Filiazione, modifica di contributo alimentare convenzionale - reddito ipotetico : licenziamento in seguito a procedura penale - partecipazione dei genitori al mantenimento del figlio - obbligo di estendere l'attività lucrativa - contributo speciale per spese straordinarie - retta di asilo nido - art. 286 cpv. 2 e 3, 276, 285 cpv. 1 CC

Un contributo convenzionale di fr. 600.-, pari alla metà del fabbisogno del figlio, pattuito quando i genitori convivevano e il padre aveva un reddito mensile di fr. 4800.-, può essere modificato dopo la separazione dei genitori e l'aumento del reddito paterno a fr. 6700.- mensili.

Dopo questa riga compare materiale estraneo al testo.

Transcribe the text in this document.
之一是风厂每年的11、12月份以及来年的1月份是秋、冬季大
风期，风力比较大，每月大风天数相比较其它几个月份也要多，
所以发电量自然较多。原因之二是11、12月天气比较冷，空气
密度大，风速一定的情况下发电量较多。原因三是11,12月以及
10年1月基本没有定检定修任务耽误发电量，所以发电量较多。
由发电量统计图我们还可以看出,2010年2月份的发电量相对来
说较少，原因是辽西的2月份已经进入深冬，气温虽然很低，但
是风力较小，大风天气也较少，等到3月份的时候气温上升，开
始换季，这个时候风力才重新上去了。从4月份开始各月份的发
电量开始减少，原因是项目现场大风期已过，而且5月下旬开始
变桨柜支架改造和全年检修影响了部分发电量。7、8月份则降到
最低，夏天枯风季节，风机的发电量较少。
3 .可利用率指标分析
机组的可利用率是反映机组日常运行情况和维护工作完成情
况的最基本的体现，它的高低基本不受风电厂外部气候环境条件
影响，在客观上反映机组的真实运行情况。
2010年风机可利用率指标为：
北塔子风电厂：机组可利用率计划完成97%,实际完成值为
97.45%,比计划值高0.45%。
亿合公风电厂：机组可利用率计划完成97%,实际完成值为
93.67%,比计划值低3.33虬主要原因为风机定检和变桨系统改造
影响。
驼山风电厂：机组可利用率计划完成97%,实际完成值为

Il genitore che viene licenziato da un posto di lavoro dirigenziale per aver commesso un reato contro il patrimonio, prima ancora di firmare il contratto di mantenimento, subisce uno svantaggio oggettivo sul mercato del lavoro e non gli si può imputare un reddito ipotetico superiore a quello che consegue effettivamente lavorando con solerzia come indipendente. Pur con tutto le zelo e l'esperienza maturata come dirigente, infatti, il genitore incorso in un procedimento penale per reati contro il patrimonio ben difficilmente potrebbe guadagnare più di un impiegato di commercio qualificato.
Il genitore che ha ingenti debiti personali verso terzi (imposte arretrate e rimborso del danno causato al datore di lavoro) può far fronte a tali impegni solo dopo aver soddisfatto il suo obbligo di mantenimento nei confronti del figlio, che è prioritario. Non trovandosi in concreto in una situazione di particolare ristrettezza finanziaria, nel suo fabbisogno può essere inserito solo l'onere fiscale corrente.
Per sapere se il genitore affidatario che lavora a metà tempo può essere tenuto ad aumentare il proprio grado di occupazione si applicano per analogia i principi che fanno stato nel caso di genitori divorziati. Un genitore di 36 anni con un figlio di 6 anni non può essere obbligato a estendere la sua attività lucrativa e a lavorare a tempo pieno prima che il figlio abbia compiuto sedici anni. Il genitore che con le proprie entrate non riesce neppure a coprire il proprio fabbisogno minimo non può essere chiamato a contribuire finanziariamente al sostentamento del figlio.
I figli che hanno un padre in comune vantano nei confronti del medesimo un identico diritto alla copertura del fabbisogno in denaro. Le loro necessità finanziarie devono essere di conseguenza considerate separatamente dal fabbisogno del genitore comune e la somma a disposizione di quest'ultimo va ripartita proporzionalmente tra di loro.
Il contributo speciale di cui all'art. 286 cpv. CC presuppone bisogni del figlio imprevedibili e particolari, di natura transitoria, che non sono conosciuti o pronosticabili al momento in cui è fissata l'entità del contributo alimentare. Chi chiede un contributo speciale per spese straordinarie deve addurre l'esistenza e allegare elementi atti a sostanziarne la consistenza. La retta dell'asilo nido frequentato dal figlio non è una spesa straordinaria ma un costo che rientra nel fabbisogno ordinario del figlio.